Installing emscripten

I started by following emscripten's tutorial. Which lead me here as I'm working on OS X 10.8.3. To save you some time I'll go over what I did below. If you already have emscripten up and running, you can skip this section.

As the gist above says to do, run these commands to install Homebrew and the emscripten dependencies:

# Install Homebrew
ruby -e "$(curl -fsSkL raw.github.com/mxcl/homebrew/go)"

# Some deps
brew install node spidermonkey closure-compiler yuicompressor
brew install llvm --with-clang

In addition to the ones listed, I also needed to install cmake:

brew install cmake

Homebrew installed LLVM 3.2, which is the version that emscripten needs. I have the latest Xcode command line tools installed, which includes LLVM version 4.2. Since emscripten needs LLVM 3.2, I changed my path so it would find the version Homebrew install first. This was necessary so I could manually run clang from the command-line to make sure it was working. In my .bashrc file I added:

export PATH=/usr/local/Cellar/llvm/3.2/bin:$PATH

The first time emscripten runs, it initializes a .emscripten file with various paths. It looks at the LLVM environment variable to determine where you install LLVM. So I also added this to my .bashrc file:

export LLVM="/usr/local/Cellar/llvm/3.2/bin"

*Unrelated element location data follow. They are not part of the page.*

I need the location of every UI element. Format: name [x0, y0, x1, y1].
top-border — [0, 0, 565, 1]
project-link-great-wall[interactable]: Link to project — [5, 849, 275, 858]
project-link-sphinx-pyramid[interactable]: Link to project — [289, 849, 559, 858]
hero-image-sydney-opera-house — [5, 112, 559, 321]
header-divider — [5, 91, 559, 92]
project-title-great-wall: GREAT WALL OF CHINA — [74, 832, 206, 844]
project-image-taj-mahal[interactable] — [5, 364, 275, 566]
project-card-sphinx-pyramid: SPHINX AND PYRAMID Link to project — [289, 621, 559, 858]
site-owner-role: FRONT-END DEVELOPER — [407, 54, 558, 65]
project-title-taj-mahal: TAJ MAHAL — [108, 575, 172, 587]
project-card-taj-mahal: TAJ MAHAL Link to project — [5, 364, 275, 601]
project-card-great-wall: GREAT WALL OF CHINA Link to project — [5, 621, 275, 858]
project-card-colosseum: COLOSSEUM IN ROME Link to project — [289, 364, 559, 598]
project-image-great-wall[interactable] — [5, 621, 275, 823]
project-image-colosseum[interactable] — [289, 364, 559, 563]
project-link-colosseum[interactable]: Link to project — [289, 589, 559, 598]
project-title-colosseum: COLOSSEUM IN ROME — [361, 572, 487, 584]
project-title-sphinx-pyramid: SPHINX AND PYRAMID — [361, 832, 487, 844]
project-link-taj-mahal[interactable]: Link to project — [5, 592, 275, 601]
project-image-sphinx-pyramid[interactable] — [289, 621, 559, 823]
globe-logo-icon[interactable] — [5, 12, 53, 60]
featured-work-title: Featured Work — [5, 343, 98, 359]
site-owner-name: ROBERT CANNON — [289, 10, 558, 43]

One last thing I needed to do was to set up a python2 executable. Emscripten requires python2.7, which I already had installed, but it specifically was looking for python2. I created a symlink in /usr/bin:

sudo ln -s /usr/bin/python /usr/bin/python2

Now go to your emscripten git repo, first cloning it if you haven't already. Then run emcc for the first time:

git clone git://github.com/kripken/emscripten.git
cd emscripten
./emcc

After you run emcc for the first time it will create ~/.emscripten where a bunch of paths are set. If everything is set up correctly, it should say emcc: no input files. I also suggest running the tests mentioned here.

Building libxml2

I followed a tutorial by Alon Zakai. I'll mostly just be listing the commands I used to build libxml2 as I'm pretty much just following his tutorial. If you'd like a more in depth explanation as to what each command does, see Alon's tutorial.

The tutorial uses files which are all bundled up in this repo, so I recommend snagging it: https://github.com/kripken/xml.js I'll be using the test.xml and test.xsd files included in that git repo.

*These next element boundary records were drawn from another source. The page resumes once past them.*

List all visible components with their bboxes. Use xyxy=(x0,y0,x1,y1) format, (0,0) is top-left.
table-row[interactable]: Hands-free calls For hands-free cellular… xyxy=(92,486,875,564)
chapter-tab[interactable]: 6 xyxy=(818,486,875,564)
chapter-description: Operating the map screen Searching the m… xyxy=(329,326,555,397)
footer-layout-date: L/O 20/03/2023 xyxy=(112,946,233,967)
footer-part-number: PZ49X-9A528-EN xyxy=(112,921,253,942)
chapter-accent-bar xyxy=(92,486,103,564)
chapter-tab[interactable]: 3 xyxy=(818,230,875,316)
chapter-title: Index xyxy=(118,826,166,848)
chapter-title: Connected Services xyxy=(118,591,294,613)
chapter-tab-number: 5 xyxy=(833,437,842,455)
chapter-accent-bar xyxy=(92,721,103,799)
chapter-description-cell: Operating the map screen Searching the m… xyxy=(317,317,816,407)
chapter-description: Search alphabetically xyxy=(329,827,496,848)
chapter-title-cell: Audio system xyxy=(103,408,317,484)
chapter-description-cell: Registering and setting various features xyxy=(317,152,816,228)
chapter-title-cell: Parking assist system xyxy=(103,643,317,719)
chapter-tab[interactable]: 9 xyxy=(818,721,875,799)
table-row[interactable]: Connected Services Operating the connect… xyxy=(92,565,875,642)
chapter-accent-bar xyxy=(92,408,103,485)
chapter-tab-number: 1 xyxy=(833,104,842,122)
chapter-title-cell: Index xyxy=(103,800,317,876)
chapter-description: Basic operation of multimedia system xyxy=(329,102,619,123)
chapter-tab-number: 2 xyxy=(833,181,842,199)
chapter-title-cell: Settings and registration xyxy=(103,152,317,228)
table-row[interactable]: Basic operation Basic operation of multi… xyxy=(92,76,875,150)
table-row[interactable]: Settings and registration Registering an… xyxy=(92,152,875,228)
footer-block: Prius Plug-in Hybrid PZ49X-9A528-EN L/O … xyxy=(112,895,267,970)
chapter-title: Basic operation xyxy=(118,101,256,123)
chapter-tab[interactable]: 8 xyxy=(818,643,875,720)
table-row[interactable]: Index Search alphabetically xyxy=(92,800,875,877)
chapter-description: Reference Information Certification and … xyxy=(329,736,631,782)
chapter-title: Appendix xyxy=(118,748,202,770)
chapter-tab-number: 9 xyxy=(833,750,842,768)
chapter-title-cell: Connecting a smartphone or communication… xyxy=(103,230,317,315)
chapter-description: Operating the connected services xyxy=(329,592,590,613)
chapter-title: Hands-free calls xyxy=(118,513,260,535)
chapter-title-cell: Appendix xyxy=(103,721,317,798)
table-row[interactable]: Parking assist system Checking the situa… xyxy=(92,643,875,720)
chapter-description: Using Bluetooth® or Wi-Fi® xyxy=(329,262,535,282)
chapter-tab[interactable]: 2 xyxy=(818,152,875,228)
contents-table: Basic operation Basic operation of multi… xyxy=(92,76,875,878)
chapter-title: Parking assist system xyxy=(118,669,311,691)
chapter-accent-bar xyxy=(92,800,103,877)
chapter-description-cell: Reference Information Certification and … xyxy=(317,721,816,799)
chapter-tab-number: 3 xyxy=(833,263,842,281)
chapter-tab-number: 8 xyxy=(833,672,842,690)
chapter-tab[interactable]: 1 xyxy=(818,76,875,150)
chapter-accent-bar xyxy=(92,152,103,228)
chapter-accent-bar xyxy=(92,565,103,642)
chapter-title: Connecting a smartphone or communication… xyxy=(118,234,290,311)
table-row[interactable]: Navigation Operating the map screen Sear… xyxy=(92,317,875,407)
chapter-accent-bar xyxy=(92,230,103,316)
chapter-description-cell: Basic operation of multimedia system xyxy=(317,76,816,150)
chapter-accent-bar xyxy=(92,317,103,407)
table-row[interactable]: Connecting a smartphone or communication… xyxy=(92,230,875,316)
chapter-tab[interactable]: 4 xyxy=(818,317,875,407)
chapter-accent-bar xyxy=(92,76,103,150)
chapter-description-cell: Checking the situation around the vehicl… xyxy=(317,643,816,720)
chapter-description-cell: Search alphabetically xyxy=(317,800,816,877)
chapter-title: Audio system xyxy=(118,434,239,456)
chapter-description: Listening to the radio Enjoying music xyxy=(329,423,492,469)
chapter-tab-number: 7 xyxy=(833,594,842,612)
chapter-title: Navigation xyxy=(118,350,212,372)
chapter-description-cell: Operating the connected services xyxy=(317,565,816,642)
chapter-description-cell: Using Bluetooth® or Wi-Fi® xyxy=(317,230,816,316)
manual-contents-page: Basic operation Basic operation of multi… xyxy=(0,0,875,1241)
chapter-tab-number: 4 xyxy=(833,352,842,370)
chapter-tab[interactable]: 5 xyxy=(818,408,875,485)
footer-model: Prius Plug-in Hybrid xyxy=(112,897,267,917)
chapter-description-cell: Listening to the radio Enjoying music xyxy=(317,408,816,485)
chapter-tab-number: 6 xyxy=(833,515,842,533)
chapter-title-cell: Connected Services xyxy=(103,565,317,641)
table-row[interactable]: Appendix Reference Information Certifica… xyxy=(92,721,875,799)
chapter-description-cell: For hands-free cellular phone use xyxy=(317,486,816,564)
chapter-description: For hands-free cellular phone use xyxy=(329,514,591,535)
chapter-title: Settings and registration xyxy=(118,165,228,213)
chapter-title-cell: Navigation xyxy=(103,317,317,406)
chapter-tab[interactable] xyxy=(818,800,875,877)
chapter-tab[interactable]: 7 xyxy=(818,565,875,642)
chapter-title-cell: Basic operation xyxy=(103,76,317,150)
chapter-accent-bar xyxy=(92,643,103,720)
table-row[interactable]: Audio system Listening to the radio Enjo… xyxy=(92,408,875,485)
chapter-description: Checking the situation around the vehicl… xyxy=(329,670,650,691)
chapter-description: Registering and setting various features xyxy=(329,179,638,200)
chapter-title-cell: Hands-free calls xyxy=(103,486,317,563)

First, get the source for libxml2 and a couple test files. The tutorial above uses version 2.7.8, but I'm going to do it with 2.9.0:

# download and extract libxml source
curl http://xmlsoft.org/sources/libxml2-2.9.0.tar.gz -O
tar xzf libxml2-2.9.0.tar.gz
cd libxml2-2.9.0

Next, steal a couple xml files to test with

curl https://raw.github.com/kripken/xml.js/master/test.xsd -O
curl https://raw.github.com/kripken/xml.js/master/test.xml -O

We'll also need this file when we build it using emscripten, as xmllint depends on libz. One of emscripten's tests actually builds libz, so we could run that test and copy over the library, but we'll just snag it from Alon's repo.

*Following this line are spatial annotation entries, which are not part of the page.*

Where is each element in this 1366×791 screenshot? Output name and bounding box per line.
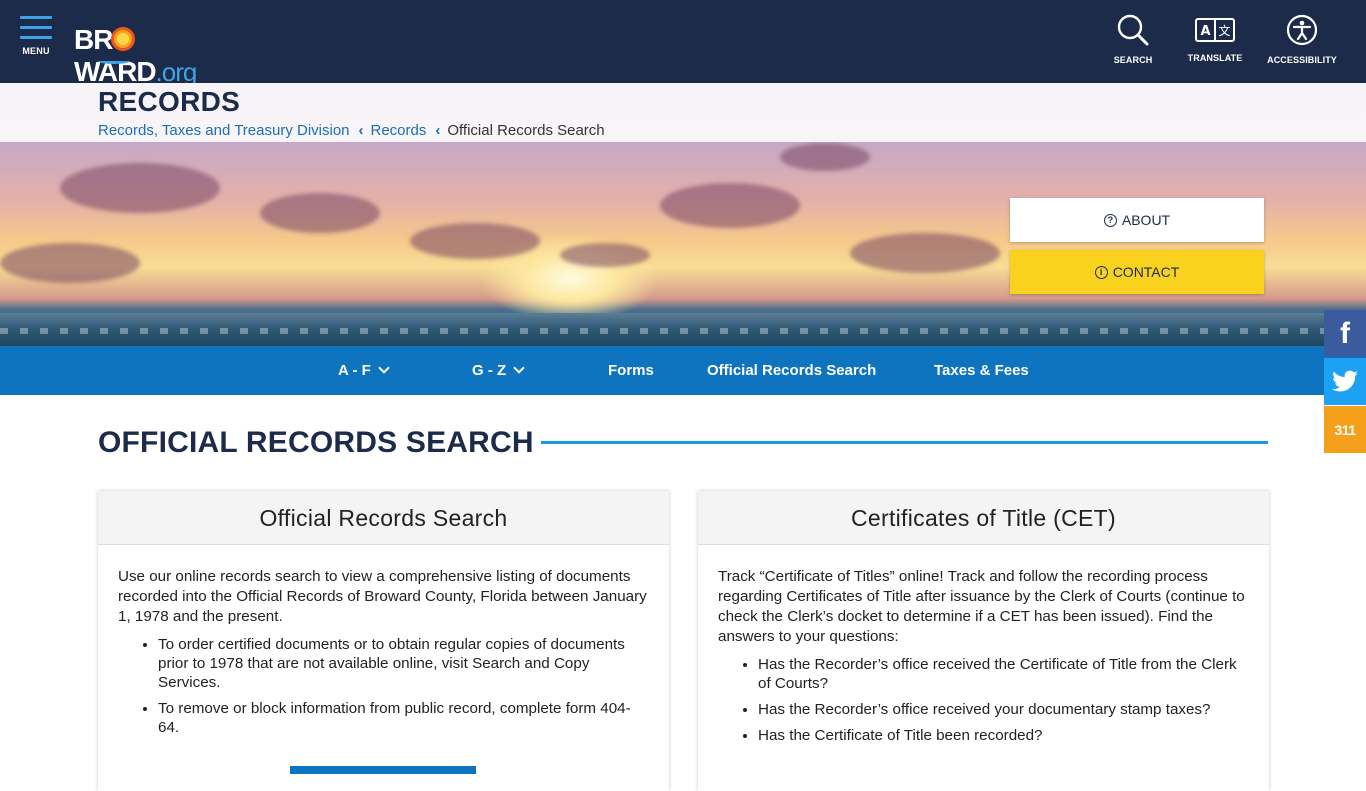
- section-nav: A - F G - Z Forms Official Records Searc…: [0, 346, 1366, 395]
- logo-text: BRWARD: [74, 24, 157, 87]
- info-circle-icon: i: [1094, 265, 1108, 279]
- facebook-icon: f: [1340, 316, 1350, 350]
- nav-item-a-f[interactable]: A - F: [338, 346, 390, 395]
- cloud: [780, 143, 870, 171]
- wave-icon: [98, 58, 130, 64]
- 311-icon: 311: [1334, 421, 1356, 438]
- question-circle-icon: ?: [1103, 213, 1117, 227]
- broward-logo[interactable]: BRWARD.org: [74, 24, 249, 87]
- card-certificates-of-title: Certificates of Title (CET) Track “Certi…: [698, 491, 1269, 791]
- nav-item-forms[interactable]: Forms: [608, 346, 654, 395]
- nav-item-a-f-label: A - F: [338, 362, 371, 379]
- search-icon: [1117, 14, 1149, 46]
- card-title: Official Records Search: [98, 491, 669, 545]
- nav-item-g-z-label: G - Z: [472, 362, 507, 379]
- cloud: [660, 183, 800, 228]
- menu-label: MENU: [22, 46, 50, 56]
- hamburger-icon: [20, 16, 52, 19]
- search-button[interactable]: SEARCH: [1108, 14, 1158, 68]
- list-item: To order certified documents or to obtai…: [158, 635, 649, 692]
- wave-foam: [0, 328, 1366, 334]
- about-label: ABOUT: [1121, 212, 1171, 228]
- breadcrumb-link-records[interactable]: Records: [371, 122, 427, 139]
- chevron-left-icon: ‹: [358, 122, 364, 139]
- hero-banner: RECORDS Records, Taxes and Treasury Divi…: [0, 83, 1366, 346]
- card-intro: Use our online records search to view a …: [118, 568, 647, 625]
- chevron-left-icon: ‹: [435, 122, 441, 139]
- card-bullet-list: Has the Recorder’s office received the C…: [758, 655, 1249, 745]
- nav-item-g-z[interactable]: G - Z: [472, 346, 525, 395]
- card-bullet-list: To order certified documents or to obtai…: [158, 635, 649, 737]
- facebook-button[interactable]: f: [1324, 310, 1366, 357]
- sun-icon: [111, 27, 136, 51]
- cloud: [0, 243, 140, 283]
- translate-icon: A 文: [1195, 18, 1235, 42]
- cloud: [60, 163, 220, 213]
- list-item: Has the Recorder’s office received your …: [758, 700, 1249, 719]
- card-official-records-search: Official Records Search Use our online r…: [98, 491, 669, 791]
- twitter-button[interactable]: [1324, 358, 1366, 405]
- chevron-down-icon: [513, 362, 525, 374]
- card-body: Use our online records search to view a …: [98, 545, 669, 737]
- breadcrumb: Records, Taxes and Treasury Division ‹ Rec…: [98, 122, 605, 139]
- contact-button[interactable]: i CONTACT: [1010, 250, 1264, 294]
- hamburger-icon-bar: [20, 26, 52, 29]
- accessibility-label: ACCESSIBILITY: [1267, 55, 1337, 65]
- contact-label: CONTACT: [1112, 264, 1180, 280]
- list-item: Has the Certificate of Title been record…: [758, 726, 1249, 745]
- cloud: [850, 233, 1000, 273]
- chevron-down-icon: [378, 362, 390, 374]
- twitter-icon: [1332, 370, 1358, 391]
- search-records-button[interactable]: [290, 766, 476, 774]
- list-item: To remove or block information from publ…: [158, 699, 649, 737]
- section-title: OFFICIAL RECORDS SEARCH: [98, 426, 534, 459]
- translate-button[interactable]: A 文 TRANSLATE: [1184, 14, 1246, 66]
- card-body: Track “Certificate of Titles” online! Tr…: [698, 545, 1269, 745]
- accessibility-icon: [1286, 14, 1318, 46]
- svg-text:文: 文: [1218, 23, 1230, 38]
- card-title: Certificates of Title (CET): [698, 491, 1269, 545]
- accessibility-button[interactable]: ACCESSIBILITY: [1262, 14, 1342, 68]
- cloud: [410, 223, 540, 259]
- section-divider: [541, 441, 1268, 444]
- cloud: [560, 243, 650, 267]
- card-intro: Track “Certificate of Titles” online! Tr…: [718, 568, 1245, 645]
- breadcrumb-current: Official Records Search: [447, 122, 605, 139]
- site-header: MENU BRWARD.org SEARCH A 文 TRANSLATE ACC…: [0, 0, 1366, 87]
- search-label: SEARCH: [1113, 55, 1153, 65]
- about-button[interactable]: ? ABOUT: [1010, 198, 1264, 242]
- title-band: RECORDS Records, Taxes and Treasury Divi…: [0, 83, 1366, 142]
- cloud: [260, 193, 380, 233]
- menu-button[interactable]: MENU: [18, 16, 54, 66]
- nav-item-taxes-fees[interactable]: Taxes & Fees: [934, 346, 1029, 395]
- nav-item-official-records-search[interactable]: Official Records Search: [707, 346, 876, 395]
- breadcrumb-link-division[interactable]: Records, Taxes and Treasury Division: [98, 122, 350, 139]
- translate-label: TRANSLATE: [1187, 53, 1243, 63]
- hamburger-icon-bar: [20, 36, 52, 39]
- 311-button[interactable]: 311: [1324, 406, 1366, 453]
- svg-text:A: A: [1200, 24, 1210, 39]
- page-title: RECORDS: [98, 86, 241, 117]
- list-item: Has the Recorder’s office received the C…: [758, 655, 1249, 693]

curl https://raw.github.com/kripken/xml.js/master/libz.a -O

Now, build libxml2 natively so we have something to compare against when we build it to js using emscripten. Notice the flags passed to configure. When I went through Alon's tutorial, he mentions turning off http and ftp, but nothing about not building the python bindings or threading support. When I got to the last step of his tutorial, it didn't work and I figured out that turning those options off fixed the problems.

./configure --with-http=no --with-ftp=no --with-python=no --with-threads=no
make
./xmllint --noout --schema test.xsd test.xml

You should see test.xml validates. Try editing test.xml so that it fails.

Ok, now to build it using emscripten. It's the same process, except we use a special emscripten commands for configure and make and add one extra step to convert LLVM bitcode to javascript.

# Almost the same as above
emconfigure ./configure --with-http=no --with-ftp=no --with-python=no --with-threads=no
emmake make

# convert bitcode to javascript
emcc -O2 xmllint.o .libs/libxml2.a libz.a -o xmllint.test.js --embed-file test.xml --embed-file test.xsd

# run our javascript using node
node xmllint.test.js --noout --schema test.xsd test.xml

You should see test.xml validates just like with the native version.